Tegen deze uitspraak kunnen beide partijen binnen zes weken na de verzenddatum beroep in cassatie instellen bij

de Hoge Raad der Nederlanden (belastingkamer),

Postbus 20303,

2500 EH Den Haag.

Daarbij moet het volgende in acht worden genomen:

1 - bij het beroepschrift wordt een afschrift van deze uitspraak overgelegd;

2 - het beroepschrift moet ondertekend zijn en ten minste het volgende vermelden:

a. de naam en het adres van de indiener;

b. de dagtekening;

c. een omschrijving van de uitspraak waartegen het beroep in cassatie is gericht;

d. de gronden van het beroep in cassatie.

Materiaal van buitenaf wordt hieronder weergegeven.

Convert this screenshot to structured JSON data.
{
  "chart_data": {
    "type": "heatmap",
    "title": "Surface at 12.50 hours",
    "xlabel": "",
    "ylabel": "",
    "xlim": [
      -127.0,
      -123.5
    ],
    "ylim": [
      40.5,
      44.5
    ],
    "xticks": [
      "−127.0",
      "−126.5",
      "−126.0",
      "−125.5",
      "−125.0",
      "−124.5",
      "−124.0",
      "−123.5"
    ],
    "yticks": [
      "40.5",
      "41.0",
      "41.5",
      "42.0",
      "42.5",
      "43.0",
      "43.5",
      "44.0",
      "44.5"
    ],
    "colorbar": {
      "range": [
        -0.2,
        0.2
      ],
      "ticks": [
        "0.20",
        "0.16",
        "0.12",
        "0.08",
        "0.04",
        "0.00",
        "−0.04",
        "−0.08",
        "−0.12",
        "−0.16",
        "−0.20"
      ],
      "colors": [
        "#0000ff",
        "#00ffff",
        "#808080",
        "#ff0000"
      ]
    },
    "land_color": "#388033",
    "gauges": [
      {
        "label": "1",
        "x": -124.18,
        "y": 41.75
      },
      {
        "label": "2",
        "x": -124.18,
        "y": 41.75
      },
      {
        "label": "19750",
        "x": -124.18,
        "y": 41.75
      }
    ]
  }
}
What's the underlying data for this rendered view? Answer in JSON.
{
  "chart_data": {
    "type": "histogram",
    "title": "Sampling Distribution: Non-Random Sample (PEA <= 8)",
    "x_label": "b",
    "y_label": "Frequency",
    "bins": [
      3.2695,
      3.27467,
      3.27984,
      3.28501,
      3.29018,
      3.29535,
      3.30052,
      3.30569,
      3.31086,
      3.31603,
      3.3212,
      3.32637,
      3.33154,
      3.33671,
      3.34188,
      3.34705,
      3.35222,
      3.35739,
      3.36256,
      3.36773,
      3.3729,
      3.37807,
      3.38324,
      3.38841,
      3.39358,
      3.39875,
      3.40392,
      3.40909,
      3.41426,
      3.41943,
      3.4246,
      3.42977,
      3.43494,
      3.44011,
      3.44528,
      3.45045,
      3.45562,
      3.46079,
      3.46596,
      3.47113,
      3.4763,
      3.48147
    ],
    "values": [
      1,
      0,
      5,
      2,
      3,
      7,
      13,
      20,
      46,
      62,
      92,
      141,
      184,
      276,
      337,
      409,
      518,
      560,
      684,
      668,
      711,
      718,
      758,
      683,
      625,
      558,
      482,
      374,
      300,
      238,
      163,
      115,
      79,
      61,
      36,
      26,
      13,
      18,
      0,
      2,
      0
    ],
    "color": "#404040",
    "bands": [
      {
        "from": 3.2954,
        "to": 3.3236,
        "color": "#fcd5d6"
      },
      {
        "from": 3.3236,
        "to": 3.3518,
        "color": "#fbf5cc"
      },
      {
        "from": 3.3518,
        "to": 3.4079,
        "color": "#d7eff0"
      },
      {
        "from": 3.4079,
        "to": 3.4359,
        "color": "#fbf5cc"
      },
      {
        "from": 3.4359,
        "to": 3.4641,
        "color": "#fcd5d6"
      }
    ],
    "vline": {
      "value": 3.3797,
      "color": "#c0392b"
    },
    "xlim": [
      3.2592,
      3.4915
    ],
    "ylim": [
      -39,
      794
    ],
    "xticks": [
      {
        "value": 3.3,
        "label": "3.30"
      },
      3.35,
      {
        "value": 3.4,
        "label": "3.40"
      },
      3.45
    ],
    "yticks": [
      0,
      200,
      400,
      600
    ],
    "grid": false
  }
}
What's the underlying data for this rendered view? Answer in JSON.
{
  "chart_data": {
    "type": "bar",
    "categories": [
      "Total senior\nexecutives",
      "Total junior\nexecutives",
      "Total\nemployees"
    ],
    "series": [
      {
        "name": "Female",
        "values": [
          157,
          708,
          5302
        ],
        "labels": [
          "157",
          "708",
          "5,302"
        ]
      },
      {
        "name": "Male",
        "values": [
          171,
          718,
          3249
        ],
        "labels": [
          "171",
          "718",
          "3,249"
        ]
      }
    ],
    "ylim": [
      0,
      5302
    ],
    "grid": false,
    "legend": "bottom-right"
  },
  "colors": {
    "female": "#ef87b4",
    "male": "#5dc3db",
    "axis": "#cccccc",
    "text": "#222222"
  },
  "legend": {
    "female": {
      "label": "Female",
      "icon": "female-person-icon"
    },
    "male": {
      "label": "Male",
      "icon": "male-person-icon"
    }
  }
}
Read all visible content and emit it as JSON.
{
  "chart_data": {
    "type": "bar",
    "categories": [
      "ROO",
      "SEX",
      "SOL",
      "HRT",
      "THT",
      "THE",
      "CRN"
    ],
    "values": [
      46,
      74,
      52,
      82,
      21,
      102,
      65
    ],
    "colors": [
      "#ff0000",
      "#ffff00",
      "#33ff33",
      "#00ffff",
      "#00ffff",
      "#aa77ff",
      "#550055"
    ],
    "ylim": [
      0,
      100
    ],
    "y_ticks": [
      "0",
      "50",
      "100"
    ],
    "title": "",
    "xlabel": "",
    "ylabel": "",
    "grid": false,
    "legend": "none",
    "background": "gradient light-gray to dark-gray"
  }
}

Voor het instellen van beroep in cassatie is griffierecht verschuldigd. Na het instellen van beroep in cassatie ontvangt de indiener een nota griffierecht van de griffier van de Hoge Raad.

In het cassatieberoepschrift kan de Hoge Raad verzocht worden om de wederpartij te veroordelen in de proceskosten.